More DIY, experiments with guiding

June 18th, 2009

I had a go with getting autoguiding working the other night with some success and some issues. The first problem was that my wireless access point down the shed wasn’t communicating back to the house very well resulting in dropped packets and the starbook being unable to get an IP via DHCP. In the end I directly connected it to the laptop via a crossover cable. That worked but it’s not quite what I was after.

Next I slewed my now dual mounted scopes round to Arcturus and spent some some getting the secondary scope lined up on it. I need to get my old spare red dot sight mounted to it to make things quicker. Once there I hooked up the webcam and ran through the configuration for PHD Guiding having a play with the webcams gain and exposure settings at the same time. It was a quick and easy process without errors and looks like it will work OK.

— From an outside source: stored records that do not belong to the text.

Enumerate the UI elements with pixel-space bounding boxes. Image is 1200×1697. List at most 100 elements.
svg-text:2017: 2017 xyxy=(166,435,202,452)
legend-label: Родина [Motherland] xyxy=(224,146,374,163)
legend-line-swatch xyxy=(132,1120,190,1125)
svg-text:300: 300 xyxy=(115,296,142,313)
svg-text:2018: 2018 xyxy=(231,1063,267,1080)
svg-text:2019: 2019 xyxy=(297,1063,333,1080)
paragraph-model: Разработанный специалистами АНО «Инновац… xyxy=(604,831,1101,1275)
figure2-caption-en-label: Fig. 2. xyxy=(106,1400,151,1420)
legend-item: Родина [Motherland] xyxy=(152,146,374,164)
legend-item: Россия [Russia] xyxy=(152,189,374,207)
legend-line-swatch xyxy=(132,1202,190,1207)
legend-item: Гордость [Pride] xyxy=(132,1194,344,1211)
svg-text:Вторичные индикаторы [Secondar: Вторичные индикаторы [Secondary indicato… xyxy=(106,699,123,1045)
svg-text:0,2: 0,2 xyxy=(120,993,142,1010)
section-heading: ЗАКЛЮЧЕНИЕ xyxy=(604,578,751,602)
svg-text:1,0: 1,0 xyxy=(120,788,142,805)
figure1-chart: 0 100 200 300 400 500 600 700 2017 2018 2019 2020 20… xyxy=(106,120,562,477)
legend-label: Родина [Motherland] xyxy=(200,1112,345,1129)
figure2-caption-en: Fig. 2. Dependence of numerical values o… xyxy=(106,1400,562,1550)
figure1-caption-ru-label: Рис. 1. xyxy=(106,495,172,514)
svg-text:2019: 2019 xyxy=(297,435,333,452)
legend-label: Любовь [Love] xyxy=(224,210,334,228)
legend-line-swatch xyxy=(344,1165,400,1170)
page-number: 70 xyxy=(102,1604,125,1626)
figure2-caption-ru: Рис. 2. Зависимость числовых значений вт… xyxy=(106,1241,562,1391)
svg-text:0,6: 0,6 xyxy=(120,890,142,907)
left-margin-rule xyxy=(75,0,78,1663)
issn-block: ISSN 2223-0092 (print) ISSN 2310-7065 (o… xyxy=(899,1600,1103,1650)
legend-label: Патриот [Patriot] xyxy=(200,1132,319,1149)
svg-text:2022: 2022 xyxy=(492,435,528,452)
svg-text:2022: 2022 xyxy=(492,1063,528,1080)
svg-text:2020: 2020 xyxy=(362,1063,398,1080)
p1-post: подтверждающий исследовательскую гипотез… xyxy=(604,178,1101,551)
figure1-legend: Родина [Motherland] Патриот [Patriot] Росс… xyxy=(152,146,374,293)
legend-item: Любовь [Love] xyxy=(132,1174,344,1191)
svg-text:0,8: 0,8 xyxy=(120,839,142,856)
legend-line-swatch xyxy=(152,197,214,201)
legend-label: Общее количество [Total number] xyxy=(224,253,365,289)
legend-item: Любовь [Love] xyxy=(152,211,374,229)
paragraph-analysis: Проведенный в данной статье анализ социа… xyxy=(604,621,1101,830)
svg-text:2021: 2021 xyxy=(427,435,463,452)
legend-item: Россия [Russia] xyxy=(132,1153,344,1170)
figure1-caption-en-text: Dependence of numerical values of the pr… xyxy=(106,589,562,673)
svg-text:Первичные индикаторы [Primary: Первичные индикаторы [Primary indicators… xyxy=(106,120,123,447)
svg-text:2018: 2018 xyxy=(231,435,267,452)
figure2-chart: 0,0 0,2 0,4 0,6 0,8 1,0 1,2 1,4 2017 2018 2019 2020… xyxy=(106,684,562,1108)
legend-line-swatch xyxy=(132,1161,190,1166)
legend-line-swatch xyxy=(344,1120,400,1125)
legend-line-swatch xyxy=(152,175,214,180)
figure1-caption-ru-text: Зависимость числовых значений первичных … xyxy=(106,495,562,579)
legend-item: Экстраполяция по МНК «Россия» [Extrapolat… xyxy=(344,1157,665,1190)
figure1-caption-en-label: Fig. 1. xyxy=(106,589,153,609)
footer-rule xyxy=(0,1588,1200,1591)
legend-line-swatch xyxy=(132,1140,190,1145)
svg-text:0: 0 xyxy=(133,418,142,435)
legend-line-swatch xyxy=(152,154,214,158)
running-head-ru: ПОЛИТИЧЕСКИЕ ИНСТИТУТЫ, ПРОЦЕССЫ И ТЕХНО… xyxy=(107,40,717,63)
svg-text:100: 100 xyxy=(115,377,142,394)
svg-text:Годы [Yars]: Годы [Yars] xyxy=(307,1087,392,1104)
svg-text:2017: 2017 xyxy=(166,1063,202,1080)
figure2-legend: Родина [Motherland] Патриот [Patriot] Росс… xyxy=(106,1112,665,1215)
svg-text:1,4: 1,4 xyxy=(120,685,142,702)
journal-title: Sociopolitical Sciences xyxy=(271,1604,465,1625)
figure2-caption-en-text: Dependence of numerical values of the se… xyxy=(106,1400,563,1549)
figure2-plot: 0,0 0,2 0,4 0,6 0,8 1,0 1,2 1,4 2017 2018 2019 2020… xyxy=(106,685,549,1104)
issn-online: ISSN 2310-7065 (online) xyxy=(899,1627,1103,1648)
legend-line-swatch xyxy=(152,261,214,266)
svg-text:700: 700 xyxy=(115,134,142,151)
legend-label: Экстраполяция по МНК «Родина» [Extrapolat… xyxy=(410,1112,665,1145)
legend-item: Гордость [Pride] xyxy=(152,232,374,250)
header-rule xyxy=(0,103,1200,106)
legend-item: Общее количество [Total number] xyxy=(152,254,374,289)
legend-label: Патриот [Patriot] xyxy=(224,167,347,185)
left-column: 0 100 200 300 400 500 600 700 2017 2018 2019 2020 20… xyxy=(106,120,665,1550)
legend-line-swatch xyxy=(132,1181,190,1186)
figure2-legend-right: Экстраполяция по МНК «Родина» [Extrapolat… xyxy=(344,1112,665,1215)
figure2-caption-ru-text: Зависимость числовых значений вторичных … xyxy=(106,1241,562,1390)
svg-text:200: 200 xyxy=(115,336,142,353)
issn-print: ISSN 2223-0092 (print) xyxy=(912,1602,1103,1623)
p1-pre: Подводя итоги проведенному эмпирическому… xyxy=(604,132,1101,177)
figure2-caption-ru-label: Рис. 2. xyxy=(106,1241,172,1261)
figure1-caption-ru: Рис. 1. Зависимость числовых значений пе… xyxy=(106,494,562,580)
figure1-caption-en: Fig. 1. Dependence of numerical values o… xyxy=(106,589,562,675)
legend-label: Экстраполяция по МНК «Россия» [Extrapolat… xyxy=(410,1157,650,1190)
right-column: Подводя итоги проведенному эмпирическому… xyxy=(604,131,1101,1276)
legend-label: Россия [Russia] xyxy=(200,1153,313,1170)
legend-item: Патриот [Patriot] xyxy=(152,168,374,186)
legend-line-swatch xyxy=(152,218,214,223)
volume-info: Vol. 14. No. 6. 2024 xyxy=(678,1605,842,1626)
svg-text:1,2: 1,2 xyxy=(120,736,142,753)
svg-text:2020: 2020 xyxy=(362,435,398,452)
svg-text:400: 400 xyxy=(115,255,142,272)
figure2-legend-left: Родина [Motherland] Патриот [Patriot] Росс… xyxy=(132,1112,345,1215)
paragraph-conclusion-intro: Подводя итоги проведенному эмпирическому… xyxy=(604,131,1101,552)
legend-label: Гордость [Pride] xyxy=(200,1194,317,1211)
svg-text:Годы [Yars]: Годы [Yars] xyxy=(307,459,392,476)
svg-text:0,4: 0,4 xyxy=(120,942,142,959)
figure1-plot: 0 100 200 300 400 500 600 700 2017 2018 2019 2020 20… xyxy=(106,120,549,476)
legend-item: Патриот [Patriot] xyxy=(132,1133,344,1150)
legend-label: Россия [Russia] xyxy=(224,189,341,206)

Next I spent some time on alignment, trying out the CCD drift align method. This was new to me and quickly showed that the mount was out, pointing to far west. I was short on time so didn’t spend to much time on this. I’ll have another go when the weather allows.

The last thing I tried before calling it a night was to test the sensitivity of the webcam for a guide camera. I slewed the mount up to the ring nebula and then tried to locate a suitably bright guide star in the second scope. There was not quite enough movement to reach Vega and the standard webcam was incapable of picking up anything else in that region. So we can say that a standard Philips SPC900NC webcam is not suitable as a guide cam for astrophotography.

Last night however I took a trip to Maplin and then took my soldering iron to the webcam. I’ll write about the result soon.